Public transport is the issue, not the duration nor content of the concert.
Mary O’Donnell, Glasgow

Limit to a doctor's oath

ANENT the recent correspondence on assisted dying (Letters, February 8 & 9), our family doctor (yes, we had such a thing in bygone days) once said that while he had taken an oath never to end life, he had taken no such oath as to maintain life beyond what nature decreed.

Let go, let go.
W Findlay, Glasgow

Sauce for the goose

I WAS disappointed to note Catriona Stewart’s casual use of overt sexism to illustrate her (otherwise well-made) point regrading the inappropriate use of some American words and phrases creeping into our language ("Russians foiled by ‘reaching out’ guff", The Herald, February 14).

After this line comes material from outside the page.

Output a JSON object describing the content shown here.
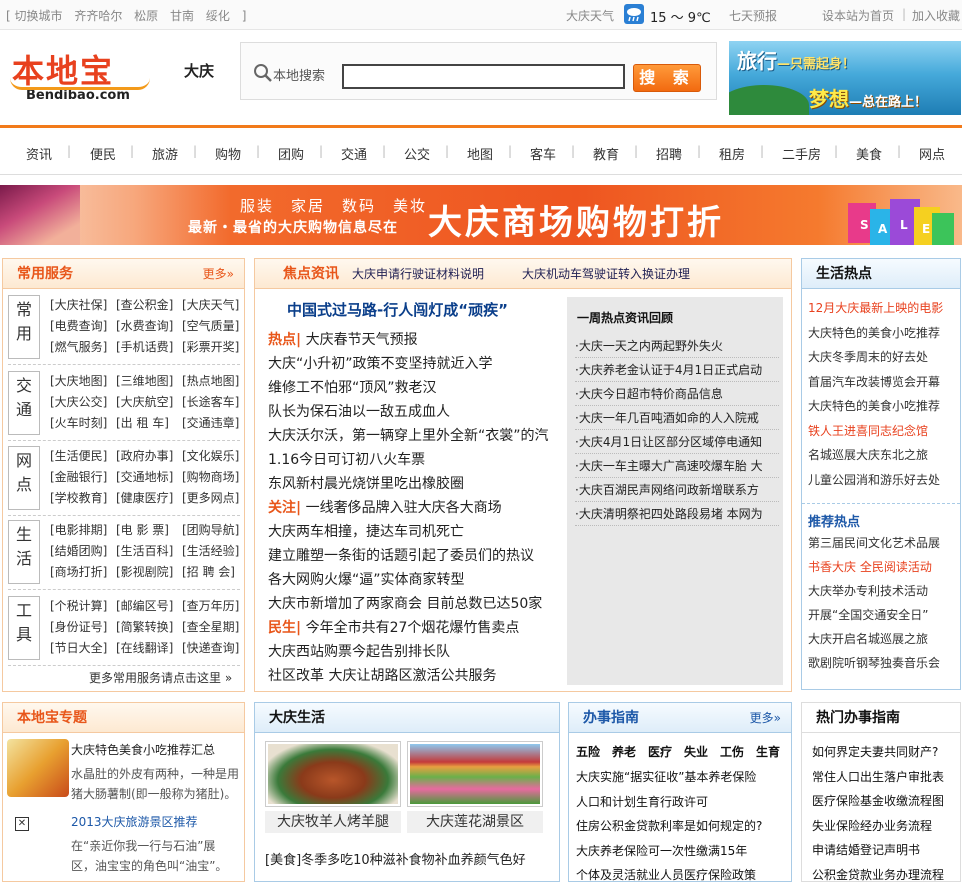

She writes: "If I see Ryan Gosling wandering around my neighbourhood I will undoubtedly reach out and try to touch his lovely, lovely face.”

I wonder what she would have written if Mr Gosling had reached out to touch her lovely, lovely face or indeed if any of her male colleagues had written of an uncontrollable urge to try and touch, say, Beyoncé’s lovely, lovely face?

I have little doubt that she would have pilloried Mr Gosling and insisted that he be airbrushed out of La La Land and stripped of his two Academy Awards and his Bafta, and that her colleague be suspended and made to apologise.

She might dismiss this as girly banter and just a bit of a giggle, but try that line if you’re a bloke?
Keith Swinley, Ayr

Send for James Cosmo

OVER lockdown I enjoyed watching Gerry Anderson's 1970 series UFO, in which the Thunderbirds genius substituted actors for authentic puppets. (Including a young James Cosmo, who I wooden dare compare with a marionette, however super.)

It was about a secret planetary defence infrastructure headquartered with typically-contrived plausibility under the car park of a Hertfordshire film studio bearing an exact resemblance to Holby City hospital.

With the sad demise of the medical drama, recent close encounters ("Issue of the day Look, there’s a UFO. Shoot it down!", The Herald, February 14) surely demand the reactivation of the SHADO bunker?
James Macleod, Glasgow

Pet teachers

ANENT school memories of the language of ancient Rome (Letters, February 13 & 14), having dropped Latin after Secondary 3 in 1950, I regret that after so many years, unlike recent correspondents, I am unable to recall the name of my teacher.

I guess it must have been some long-suffering Big Tom, Wee Dick, or unprepossessing Harry.

Now an Amber, Fifi, or Scarlett I would have remembered.